I had an interesting cab ride into town the next morning going to church. I'd arranged for a 9:15 pick up but he had arrived ten minutes early with someone he was taking the same way. He was a big old gentle hearted black dude with a hooded winter hat with the ear flaps hanging down and a grey beard and big untied winter boots even though it was sunny and about 50 degrees out.  The woman next to him was very typically black (I don't mean that in a racist way but, as with the driver, definitely in a stereotypical sort of way) She was going on to him about how she was 'gonna be late an' how we bin' hangin' around waitin' for ten minutes.'

"What time you got?"  She shouted back to me. "9:15" I said "that's what time I ordered the cab for" She was going on but she wasn't excited or violent or anything so I just sat and listened as the old cabbie tried to distract her. "Now don't you worry I know the fast ways an' I'm gonna get you there on time. You don't have to worry about that."

"I don't care which way you goin' I only got 15 minutes an' you ain't gonna drop him off an' git' me there in 15 minutes It can't be done."

"You know if you hadn't turned me down ten years ago you wouldn't be in this cab right now. You'd be home looking after our beautiful children."

"I got enough troubles as it is without takin' care of any children"

"But you wouldn't be on yo own. You'd have a husband who loved you an' took care of you an' you 'd have a nice place to live an' a family blessed by the Good Lord above ain't that right?"

"you ain't got no money to take care of no children"

"I did twenty years ago when you were a beautiful lookin' lady I would have married you"

"well you ain't never been married either"

"I nearly did"

"who you nearly get married to?"

And so it went. He did a fine job of distracting her and once she saw that I was going to church she seemed to lighten up towards me as well. As I paid I touched her shoulder and apologised for keeping her waiting and explained that had I known she was there I would have come down earlier.

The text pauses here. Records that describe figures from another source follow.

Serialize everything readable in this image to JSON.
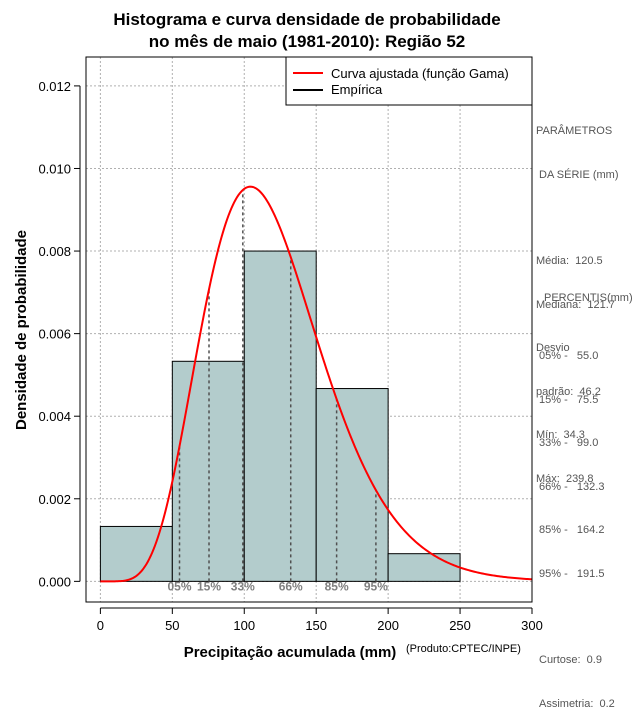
{
  "chart_data": {
    "type": "histogram",
    "title_line1": "Histograma e curva densidade de probabilidade",
    "title_line2": "no mês de maio (1981-2010): Região 52",
    "xlabel": "Precipitação acumulada (mm)",
    "ylabel": "Densidade de probabilidade",
    "credit": "(Produto:CPTEC/INPE)",
    "xlim": [
      -10,
      300
    ],
    "ylim": [
      -0.0005,
      0.0127
    ],
    "x_ticks": [
      0,
      50,
      100,
      150,
      200,
      250,
      300
    ],
    "y_ticks": [
      0.0,
      0.002,
      0.004,
      0.006,
      0.008,
      0.01,
      0.012
    ],
    "y_tick_labels": [
      "0.000",
      "0.002",
      "0.004",
      "0.006",
      "0.008",
      "0.010",
      "0.012"
    ],
    "bins": [
      {
        "from": 0,
        "to": 50,
        "density": 0.00133
      },
      {
        "from": 50,
        "to": 100,
        "density": 0.00533
      },
      {
        "from": 100,
        "to": 150,
        "density": 0.008
      },
      {
        "from": 150,
        "to": 200,
        "density": 0.00467
      },
      {
        "from": 200,
        "to": 250,
        "density": 0.00067
      }
    ],
    "gamma_fit": {
      "shape": 7.41,
      "scale": 16.27
    },
    "percentile_lines": [
      {
        "label": "05%",
        "x": 55.0
      },
      {
        "label": "15%",
        "x": 75.5
      },
      {
        "label": "33%",
        "x": 99.0
      },
      {
        "label": "66%",
        "x": 132.3
      },
      {
        "label": "85%",
        "x": 164.2
      },
      {
        "label": "95%",
        "x": 191.5
      }
    ],
    "legend": [
      {
        "label": "Curva ajustada (função Gama)",
        "color": "#ff0000"
      },
      {
        "label": "Empírica",
        "color": "#000000"
      }
    ],
    "grid": true,
    "legend_position": "top-right",
    "bar_color": "#b3cccc",
    "curve_color": "#ff0000"
  },
  "stats_panel": {
    "title_line1": "PARÂMETROS",
    "title_line2": " DA SÉRIE (mm)",
    "lines": [
      "Média:  120.5",
      "Mediana:  121.7",
      "Desvio",
      "padrão:  46.2",
      "Mín:  34.3",
      "Máx:  239.8"
    ]
  },
  "percentis_panel": {
    "title": "PERCENTIS(mm)",
    "lines": [
      "05% -   55.0",
      "15% -   75.5",
      "33% -   99.0",
      "66% -   132.3",
      "85% -   164.2",
      "95% -   191.5"
    ],
    "extra_lines": [
      "Curtose:  0.9",
      "Assimetria:  0.2"
    ]
  }
}
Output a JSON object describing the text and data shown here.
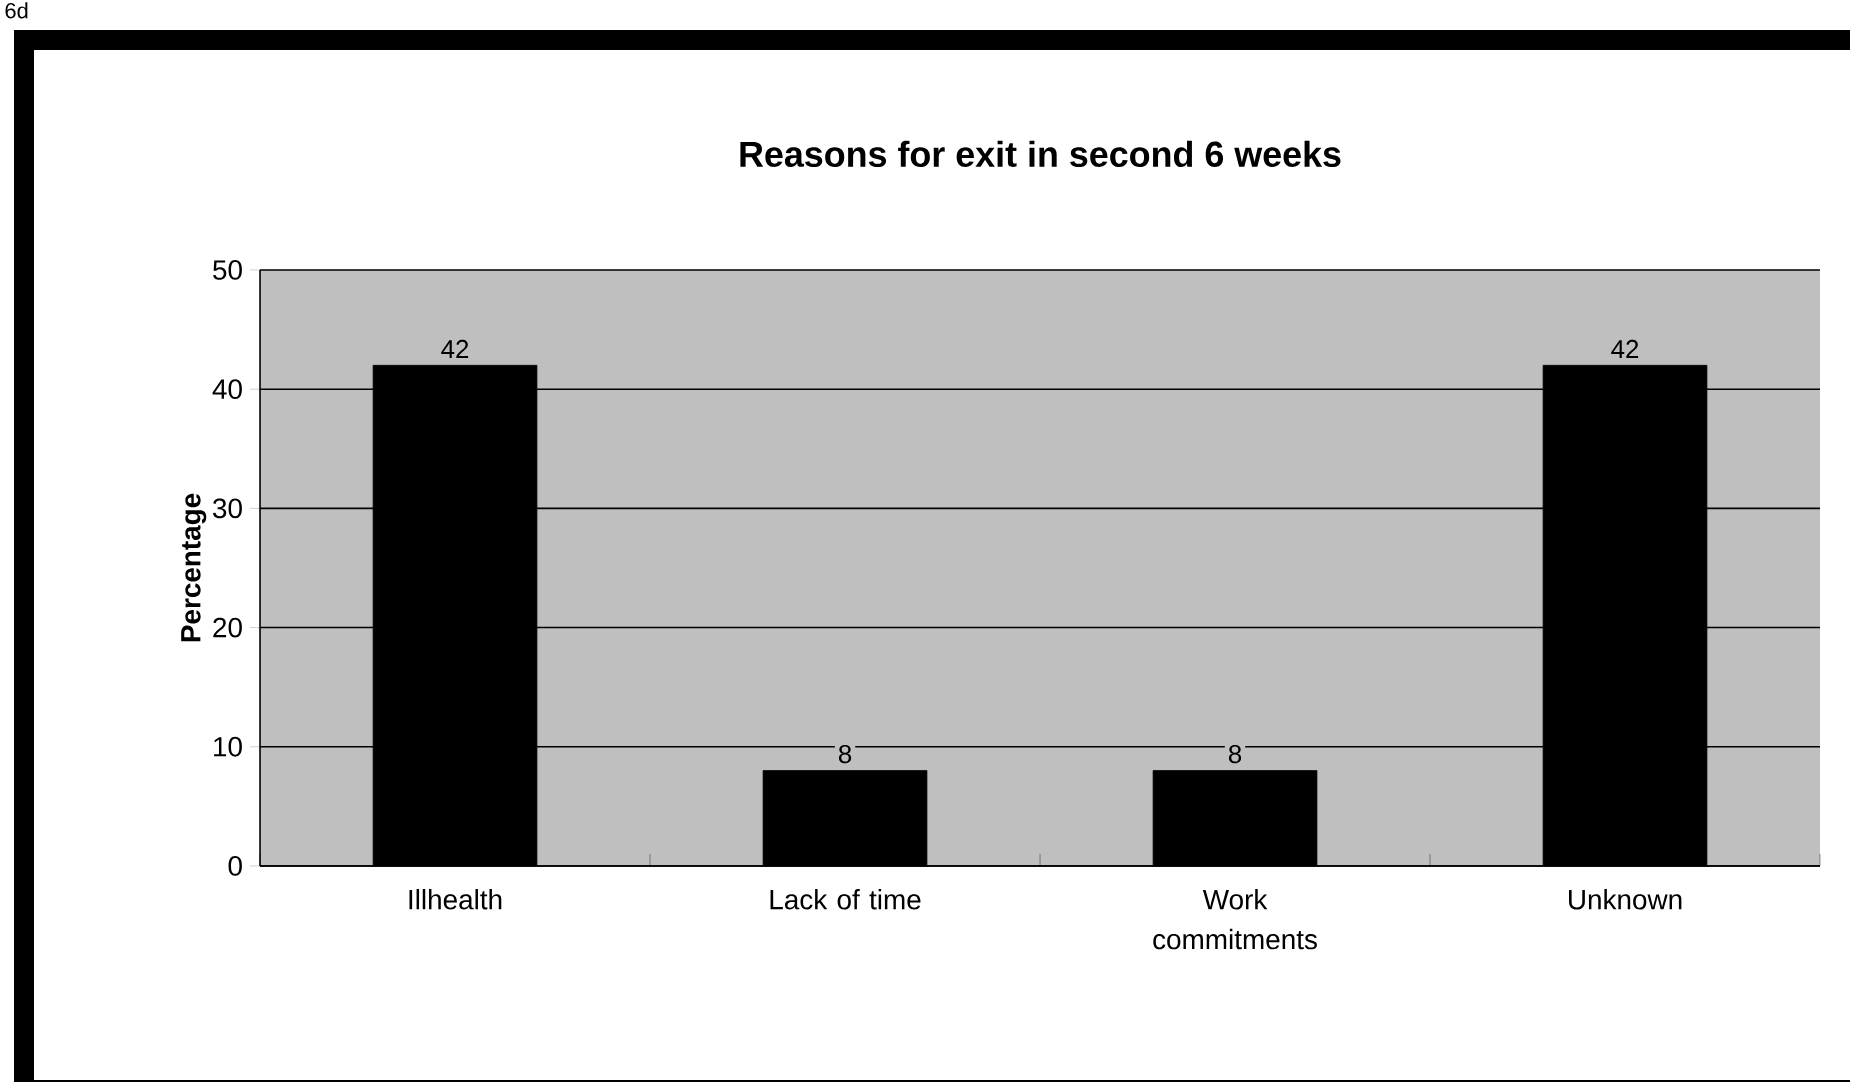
{
  "chart_data": {
    "type": "bar",
    "title": "Reasons for exit in second 6 weeks",
    "ylabel": "Percentage",
    "categories": [
      "Illhealth",
      "Lack of time",
      "Work commitments",
      "Unknown"
    ],
    "values": [
      42,
      8,
      8,
      42
    ],
    "color": "#000000",
    "ylim": [
      0,
      50
    ],
    "yticks": [
      0,
      10,
      20,
      30,
      40,
      50
    ],
    "grid": "y",
    "data_labels": true,
    "annotations": [
      "6d"
    ]
  }
}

"that's alright I'm ok I just said a little prayer. I'm just gotta take my mom to church but that ain't till 10:30."  "Ok" I said and asked the driver if he could arrange for a cab to meet me there in an hour.

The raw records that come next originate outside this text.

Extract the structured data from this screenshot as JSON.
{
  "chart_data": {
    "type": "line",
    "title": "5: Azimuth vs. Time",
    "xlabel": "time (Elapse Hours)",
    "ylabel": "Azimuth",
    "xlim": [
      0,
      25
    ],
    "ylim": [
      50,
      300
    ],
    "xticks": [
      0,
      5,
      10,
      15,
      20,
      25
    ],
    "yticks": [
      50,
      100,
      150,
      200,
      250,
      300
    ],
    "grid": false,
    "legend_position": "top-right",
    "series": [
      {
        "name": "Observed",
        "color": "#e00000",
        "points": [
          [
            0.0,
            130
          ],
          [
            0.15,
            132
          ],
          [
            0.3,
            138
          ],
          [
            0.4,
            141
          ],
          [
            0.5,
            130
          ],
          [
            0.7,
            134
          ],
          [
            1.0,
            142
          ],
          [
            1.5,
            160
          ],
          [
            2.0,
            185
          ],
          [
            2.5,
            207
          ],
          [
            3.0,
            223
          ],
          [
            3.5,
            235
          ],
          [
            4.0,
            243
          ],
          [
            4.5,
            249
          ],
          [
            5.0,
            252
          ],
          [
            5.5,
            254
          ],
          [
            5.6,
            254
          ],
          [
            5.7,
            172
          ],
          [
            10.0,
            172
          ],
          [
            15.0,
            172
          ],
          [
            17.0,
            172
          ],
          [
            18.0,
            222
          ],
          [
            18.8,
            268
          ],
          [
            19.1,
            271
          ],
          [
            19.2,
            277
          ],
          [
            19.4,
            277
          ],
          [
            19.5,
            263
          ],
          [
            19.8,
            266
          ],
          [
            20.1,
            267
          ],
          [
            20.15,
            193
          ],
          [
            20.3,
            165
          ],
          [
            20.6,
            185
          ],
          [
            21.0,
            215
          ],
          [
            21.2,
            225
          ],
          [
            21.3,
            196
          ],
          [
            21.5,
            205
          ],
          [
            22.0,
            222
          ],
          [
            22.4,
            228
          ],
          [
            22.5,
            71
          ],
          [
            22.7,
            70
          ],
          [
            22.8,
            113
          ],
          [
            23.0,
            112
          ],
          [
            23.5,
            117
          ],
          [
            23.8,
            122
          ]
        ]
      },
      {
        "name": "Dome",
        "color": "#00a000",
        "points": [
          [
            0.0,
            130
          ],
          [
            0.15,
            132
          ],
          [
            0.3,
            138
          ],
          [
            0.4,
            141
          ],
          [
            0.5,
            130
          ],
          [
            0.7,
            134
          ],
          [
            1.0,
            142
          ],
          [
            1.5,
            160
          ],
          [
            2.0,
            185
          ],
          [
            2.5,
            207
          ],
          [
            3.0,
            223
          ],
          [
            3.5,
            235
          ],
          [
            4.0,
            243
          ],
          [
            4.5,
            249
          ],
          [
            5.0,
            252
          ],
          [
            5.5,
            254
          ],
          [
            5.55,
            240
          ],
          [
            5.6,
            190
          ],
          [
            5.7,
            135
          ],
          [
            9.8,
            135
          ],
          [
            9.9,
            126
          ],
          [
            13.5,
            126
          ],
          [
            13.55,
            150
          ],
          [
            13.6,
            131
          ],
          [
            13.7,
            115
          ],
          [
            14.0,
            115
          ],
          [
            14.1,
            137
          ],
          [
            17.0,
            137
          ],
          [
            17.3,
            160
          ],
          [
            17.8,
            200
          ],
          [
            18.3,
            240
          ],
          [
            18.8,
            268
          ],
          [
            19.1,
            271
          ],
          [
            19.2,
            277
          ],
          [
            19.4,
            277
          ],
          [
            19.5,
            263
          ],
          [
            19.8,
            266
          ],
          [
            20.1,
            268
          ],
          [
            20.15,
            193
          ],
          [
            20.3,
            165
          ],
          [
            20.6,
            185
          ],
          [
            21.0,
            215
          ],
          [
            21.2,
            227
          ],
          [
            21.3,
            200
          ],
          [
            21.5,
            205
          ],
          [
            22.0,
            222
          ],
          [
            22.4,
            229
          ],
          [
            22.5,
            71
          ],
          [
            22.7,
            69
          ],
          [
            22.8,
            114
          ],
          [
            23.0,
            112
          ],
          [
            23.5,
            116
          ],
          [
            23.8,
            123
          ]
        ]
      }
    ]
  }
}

"say a prayer for me" she said as I got out. I said I would and I did.  On the way back it was the same old dude.  I asked him if she got to her place on time. "oh she wad'nt in no hurry she was just coming home. she'd been out celebratin'."  Which was the way it had seemed to me. She was definitely appeared to me as though she was on something. "you know when she was younger she was a beautiful young lady but the fast life taken it's toll"  I told him I thought he was just joking around about her turning him down. "oh I was just joking around but I did know her a long time ago and she was a beautiful young lady"  He was one of these simple but sage-like sort of guys who don't say much and aren't in any hurry (and he certainly wasn't. It took him about 5 minutes just to write me out a receipt on a piece of notepaper which he carefully creased before ripping (and it tore anyway) but there's something honest and true and wise inside.

When I got back the boys were just about ready for the 3hr drive to Erie PA. for an early show.  An impressive 1200 showed up for a sunday afternoon show which went well and we drove on another 100 miles after the show to put a dent into the long drive to Kentucky the next day.

With it being an early show it meant that in spite of the 100 miles we were still at the hotel by 7:00pm and with only a drive to do the next day we were all thinking the same thing. Drop bags and head for the bar. The Guinness was flowing like John's week-long bout with gall stones and diarrhea (that would be, ahem, thick brown and gushing) and I put a sizeable amount of Bass ale in me while they were at it. John unfortunately really did have a scare and spent one night in Michigan in the hospital when they diagnosed him and has been understandably trepidatious about what he has been eating and drinking since. The stones cannot be removed till he gets home.

And so the 6-hour drive today finds me just outside of Louisville Kentucky once again right off the highway with bugger all around except a gas station. Which is why I've used the time to document at large my recent tour moments.